Sunday 26 October 2014

Owner goes ape over seized monkey

Published 20/12/2012 | 02:14

Yasmin Nakhuda, left, hugs her 12-year old son Misha outside an Animal Services offices in Toronto, Canada (AP/The Canadian Press, Chris Young)

A woman whose pet monkey was found wandering in an Ikea car park protested with 15 other people at a Toronto Animal Services office in an effort to get the animal back.

Yasmin Nakhuda claims the Japanese macaque named Darwin was taken from her illegally by animal control officials and moved to a sanctuary in Sunderland, Ontario, where he now lives.

Ms Nakhuda is due in court to try to get an interim order to have her pet returned to her. Her lawyer Ted Charney says he has been told the sanctuary plans to ask for the case to be adjourned.

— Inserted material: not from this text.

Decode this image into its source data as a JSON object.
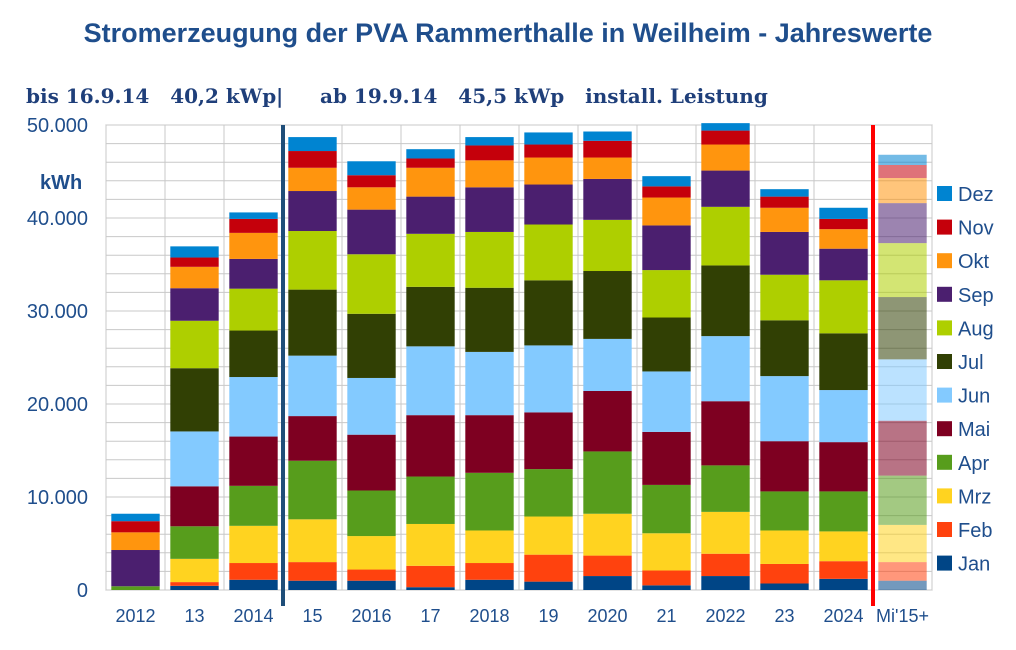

"Nakhuda has no claim of ownership over a wild animal that is no longer in her possession," the sanctuary said in its response to her filing to have Darwin returned.

A filing from the sanctuary asks for an adjournment on several counts, including a request that it be given more time to gather evidence. The sanctuary also claims that it now owns Darwin, arguing that unlike domestic animals, wild animals are owned by the person that possesses them and Ms Nakhuda voluntarily turned the monkey over to Toronto Animal Services.

The young monkey captured worldwide attention earlier this month when he was spotted wandering around the store car park lot in a little coat.

Ms Nakhuda, a property lawyer, said she was never given the chance to remedy the situation after being fined £148 for breaking the city's prohibited-animal by-law. "I've spoken to a number of people in the legal community and they do agree that there is no statute allowing the city to take an animal away based on the circumstances," Ms Nakhuda said at the protest.

In court documents she says she, her husband and their two children would be willing to move to a city that allows monkeys in order to keep Darwin, whom they consider part of the family.

Ms Nakhuda said she hopes to have Darwin back by Christmas.

The primate sanctuary has said the monkey is doing well and the agency was prepared to fight any legal challenges for its return.